Plaintiff’s ex-girlfriend kept his laptop computer after the two of them broke up. The ex-girlfriend let two of her co-workers access some email messages stored on the computer. Plaintiff filed suit under the Stored Communications Act. Defendants moved to dismiss. The court granted the motion.

Under the Stored Communications Act (at 18 U.S.C. 2701), one is liable if he or she accesses without authorization a facility through which an electronic communication service is provided and thereby obtains, alters, or prevents authorized access to a wire or electronic communication while it is in electronic storage in such system.

The court held that the Stored Communications Act did not cover the email messages because they were not in “electronic storage” as defined at 18 U.S.C. 2510(17)(B). In relevant part, that section defines “electronic storage” as “any storage of such communication by an electronic communication service for purposes of backup protection of such communication.”

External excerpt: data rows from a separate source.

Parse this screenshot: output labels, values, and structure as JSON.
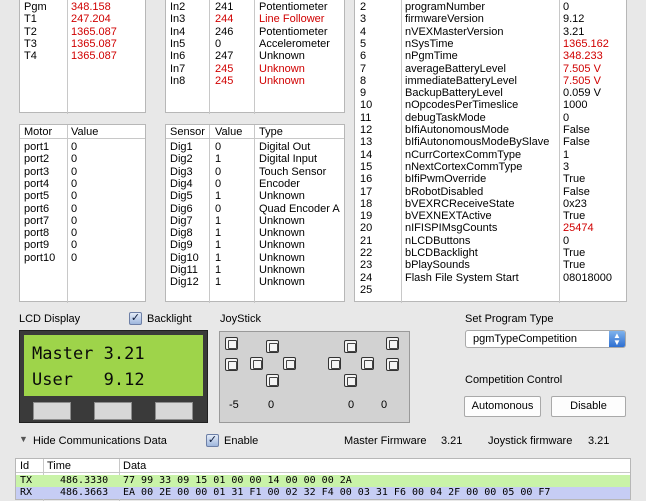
{
  "top_left_rows": [
    {
      "label": "Pgm",
      "value": "348.158",
      "red": true
    },
    {
      "label": "T1",
      "value": "247.204",
      "red": true
    },
    {
      "label": "T2",
      "value": "1365.087",
      "red": true
    },
    {
      "label": "T3",
      "value": "1365.087",
      "red": true
    },
    {
      "label": "T4",
      "value": "1365.087",
      "red": true
    }
  ],
  "analog_rows": [
    {
      "port": "In2",
      "value": "241",
      "type": "Potentiometer",
      "red": false
    },
    {
      "port": "In3",
      "value": "244",
      "type": "Line Follower",
      "red": true
    },
    {
      "port": "In4",
      "value": "246",
      "type": "Potentiometer",
      "red": false
    },
    {
      "port": "In5",
      "value": "0",
      "type": "Accelerometer",
      "red": false
    },
    {
      "port": "In6",
      "value": "247",
      "type": "Unknown",
      "red": false
    },
    {
      "port": "In7",
      "value": "245",
      "type": "Unknown",
      "red": true
    },
    {
      "port": "In8",
      "value": "245",
      "type": "Unknown",
      "red": true
    }
  ],
  "params": [
    {
      "n": "2",
      "name": "programNumber",
      "value": "0",
      "red": false
    },
    {
      "n": "3",
      "name": "firmwareVersion",
      "value": "9.12",
      "red": false
    },
    {
      "n": "4",
      "name": "nVEXMasterVersion",
      "value": "3.21",
      "red": false
    },
    {
      "n": "5",
      "name": "nSysTime",
      "value": "1365.162",
      "red": true
    },
    {
      "n": "6",
      "name": "nPgmTime",
      "value": "348.233",
      "red": true
    },
    {
      "n": "7",
      "name": "averageBatteryLevel",
      "value": "7.505 V",
      "red": true
    },
    {
      "n": "8",
      "name": "immediateBatteryLevel",
      "value": "7.505 V",
      "red": true
    },
    {
      "n": "9",
      "name": "BackupBatteryLevel",
      "value": "0.059 V",
      "red": false
    },
    {
      "n": "10",
      "name": "nOpcodesPerTimeslice",
      "value": "1000",
      "red": false
    },
    {
      "n": "11",
      "name": "debugTaskMode",
      "value": "0",
      "red": false
    },
    {
      "n": "12",
      "name": "bIfiAutonomousMode",
      "value": "False",
      "red": false
    },
    {
      "n": "13",
      "name": "bIfiAutonomousModeBySlave",
      "value": "False",
      "red": false
    },
    {
      "n": "14",
      "name": "nCurrCortexCommType",
      "value": "1",
      "red": false
    },
    {
      "n": "15",
      "name": "nNextCortexCommType",
      "value": "3",
      "red": false
    },
    {
      "n": "16",
      "name": "bIfiPwmOverride",
      "value": "True",
      "red": false
    },
    {
      "n": "17",
      "name": "bRobotDisabled",
      "value": "False",
      "red": false
    },
    {
      "n": "18",
      "name": "bVEXRCReceiveState",
      "value": "0x23",
      "red": false
    },
    {
      "n": "19",
      "name": "bVEXNEXTActive",
      "value": "True",
      "red": false
    },
    {
      "n": "20",
      "name": "nIFISPIMsgCounts",
      "value": "25474",
      "red": true
    },
    {
      "n": "21",
      "name": "nLCDButtons",
      "value": "0",
      "red": false
    },
    {
      "n": "22",
      "name": "bLCDBacklight",
      "value": "True",
      "red": false
    },
    {
      "n": "23",
      "name": "bPlaySounds",
      "value": "True",
      "red": false
    },
    {
      "n": "24",
      "name": "Flash File System Start",
      "value": "08018000",
      "red": false
    },
    {
      "n": "25",
      "name": "",
      "value": "",
      "red": false
    }
  ],
  "motor_table": {
    "headers": [
      "Motor",
      "Value"
    ],
    "rows": [
      {
        "motor": "port1",
        "value": "0"
      },
      {
        "motor": "port2",
        "value": "0"
      },
      {
        "motor": "port3",
        "value": "0"
      },
      {
        "motor": "port4",
        "value": "0"
      },
      {
        "motor": "port5",
        "value": "0"
      },
      {
        "motor": "port6",
        "value": "0"
      },
      {
        "motor": "port7",
        "value": "0"
      },
      {
        "motor": "port8",
        "value": "0"
      },
      {
        "motor": "port9",
        "value": "0"
      },
      {
        "motor": "port10",
        "value": "0"
      }
    ]
  },
  "sensor_table": {
    "headers": [
      "Sensor",
      "Value",
      "Type"
    ],
    "rows": [
      {
        "sensor": "Dig1",
        "value": "0",
        "type": "Digital Out"
      },
      {
        "sensor": "Dig2",
        "value": "1",
        "type": "Digital Input"
      },
      {
        "sensor": "Dig3",
        "value": "0",
        "type": "Touch Sensor"
      },
      {
        "sensor": "Dig4",
        "value": "0",
        "type": "Encoder"
      },
      {
        "sensor": "Dig5",
        "value": "1",
        "type": "Unknown"
      },
      {
        "sensor": "Dig6",
        "value": "0",
        "type": "Quad Encoder A"
      },
      {
        "sensor": "Dig7",
        "value": "1",
        "type": "Unknown"
      },
      {
        "sensor": "Dig8",
        "value": "1",
        "type": "Unknown"
      },
      {
        "sensor": "Dig9",
        "value": "1",
        "type": "Unknown"
      },
      {
        "sensor": "Dig10",
        "value": "1",
        "type": "Unknown"
      },
      {
        "sensor": "Dig11",
        "value": "1",
        "type": "Unknown"
      },
      {
        "sensor": "Dig12",
        "value": "1",
        "type": "Unknown"
      }
    ]
  },
  "lcd": {
    "title": "LCD Display",
    "backlight_label": "Backlight",
    "backlight_checked": true,
    "line1": "Master 3.21",
    "line2": "User   9.12",
    "screen_color": "#9ed44a"
  },
  "joystick": {
    "title": "JoyStick",
    "values": [
      "-5",
      "0",
      "0",
      "0"
    ]
  },
  "program_type": {
    "title": "Set Program Type",
    "selected": "pgmTypeCompetition"
  },
  "competition": {
    "title": "Competition Control",
    "autonomous_label": "Automonous",
    "disable_label": "Disable"
  },
  "comms": {
    "toggle_label": "Hide Communications Data",
    "enable_label": "Enable",
    "enable_checked": true,
    "master_fw_label": "Master Firmware",
    "master_fw_value": "3.21",
    "joystick_fw_label": "Joystick firmware",
    "joystick_fw_value": "3.21",
    "headers": [
      "Id",
      "Time",
      "Data"
    ],
    "rows": [
      {
        "id": "TX",
        "time": "486.3330",
        "data": "77 99 33 09 15 01 00 00 14 00 00 00 2A",
        "color": "#c9f3a8"
      },
      {
        "id": "RX",
        "time": "486.3663",
        "data": "EA 00 2E 00 00 01 31 F1 00 02 32 F4 00 03 31 F6 00 04 2F 00 00 05 00 F7",
        "color": "#c6cdf4"
      }
    ]
  }
}
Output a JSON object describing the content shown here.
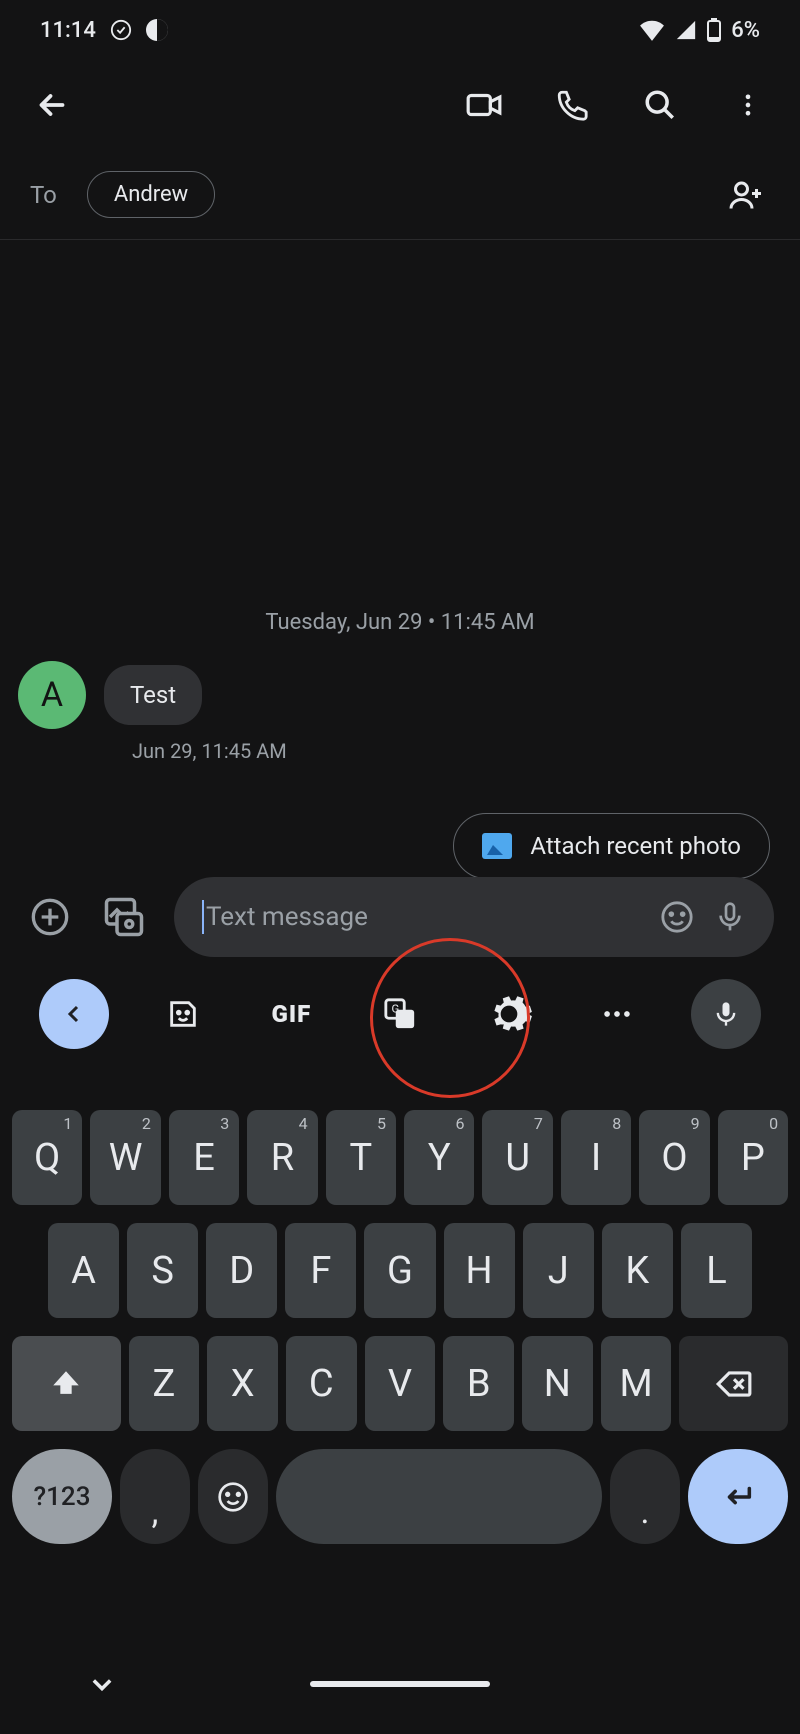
{
  "statusbar": {
    "time": "11:14",
    "battery": "6%"
  },
  "to": {
    "label": "To",
    "recipient": "Andrew"
  },
  "conversation": {
    "dateline": "Tuesday, Jun 29 • 11:45 AM",
    "avatar_letter": "A",
    "message": "Test",
    "meta": "Jun 29, 11:45 AM",
    "suggestion": "Attach recent photo"
  },
  "compose": {
    "placeholder": "Text message"
  },
  "kbd_suggest": {
    "gif": "GIF"
  },
  "keyboard": {
    "row1": [
      {
        "k": "Q",
        "s": "1"
      },
      {
        "k": "W",
        "s": "2"
      },
      {
        "k": "E",
        "s": "3"
      },
      {
        "k": "R",
        "s": "4"
      },
      {
        "k": "T",
        "s": "5"
      },
      {
        "k": "Y",
        "s": "6"
      },
      {
        "k": "U",
        "s": "7"
      },
      {
        "k": "I",
        "s": "8"
      },
      {
        "k": "O",
        "s": "9"
      },
      {
        "k": "P",
        "s": "0"
      }
    ],
    "row2": [
      "A",
      "S",
      "D",
      "F",
      "G",
      "H",
      "J",
      "K",
      "L"
    ],
    "row3": [
      "Z",
      "X",
      "C",
      "V",
      "B",
      "N",
      "M"
    ],
    "sym": "?123",
    "comma": ",",
    "dot": "."
  }
}
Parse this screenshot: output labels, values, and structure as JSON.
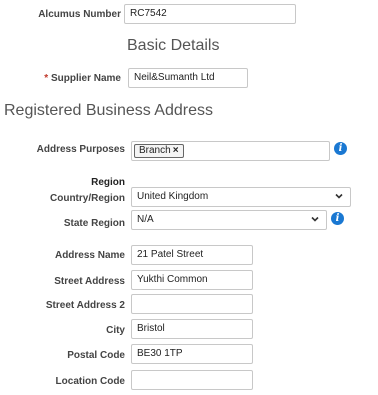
{
  "alcumus": {
    "label": "Alcumus Number",
    "value": "RC7542"
  },
  "basic_details": {
    "heading": "Basic Details",
    "required_mark": "*",
    "supplier_label": "Supplier Name",
    "supplier_value": "Neil&Sumanth Ltd"
  },
  "address": {
    "heading": "Registered Business Address",
    "purposes_label": "Address Purposes",
    "purpose_tag": "Branch",
    "tag_remove_glyph": "×",
    "region_heading": "Region",
    "country_label": "Country/Region",
    "country_value": "United Kingdom",
    "state_label": "State Region",
    "state_value": "N/A",
    "name_label": "Address Name",
    "name_value": "21 Patel Street",
    "street_label": "Street Address",
    "street_value": "Yukthi Common",
    "street2_label": "Street Address 2",
    "street2_value": "",
    "city_label": "City",
    "city_value": "Bristol",
    "postal_label": "Postal Code",
    "postal_value": "BE30 1TP",
    "location_label": "Location Code",
    "location_value": ""
  },
  "icons": {
    "info": "info-icon",
    "chevron": "chevron-down-icon",
    "info_glyph": "i"
  },
  "colors": {
    "info_blue": "#1a78d2",
    "required_red": "#c0392b"
  }
}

The court looked to the plain language of the statute, finding that the definition was not met because the messages were not stored by an electronic communication service. It rejected plaintiff’s arguments that the fact the messages were in “backup storage” extended the scope of the definition.

Enhanced by Zemanta

Palin email hacker conviction survives motion for acquittal

U.S. v. Kernell, No. 08-CR-142 (E.D. Tenn. September 23, 2010)

A federal jury convicted defendant for a number of crimes related to his hacking into Sarah Palin’s Yahoo email account in September 2008. One of the crimes the jury convicted him of was the “destruction or alteration of a record or document with the intent to obstruct an investigation” (a violation of 18 USC 1519).

After hacking into Palin’s account, but before the formal FBI investigation began, defendant deleted some Palin family pictures he had downloaded from the account, uninstalled his web browser, and defragmented his hard drive.

Defendant moved for a “judgment of acquittal”, arguing that the evidence was insufficent to support his convictions. The court denied the motion.

The court found that the Government offered sufficient proof to support the conviction. Even though defendant preserved (did not destroy) his computer, spoke with an FBI agent investigating the matter and advised his friends to be truthful in what they said about the case, the court looked to the totality of the evidence as supporting defendant’s guilt.

Given that defendant deleted images from his computer that he had downloaded from Palin’s account, and had run web searches on “legalities email” and “soppenaing [sic.] ip addresses”, a rational jury could find him guilty. So the jury verdit stood.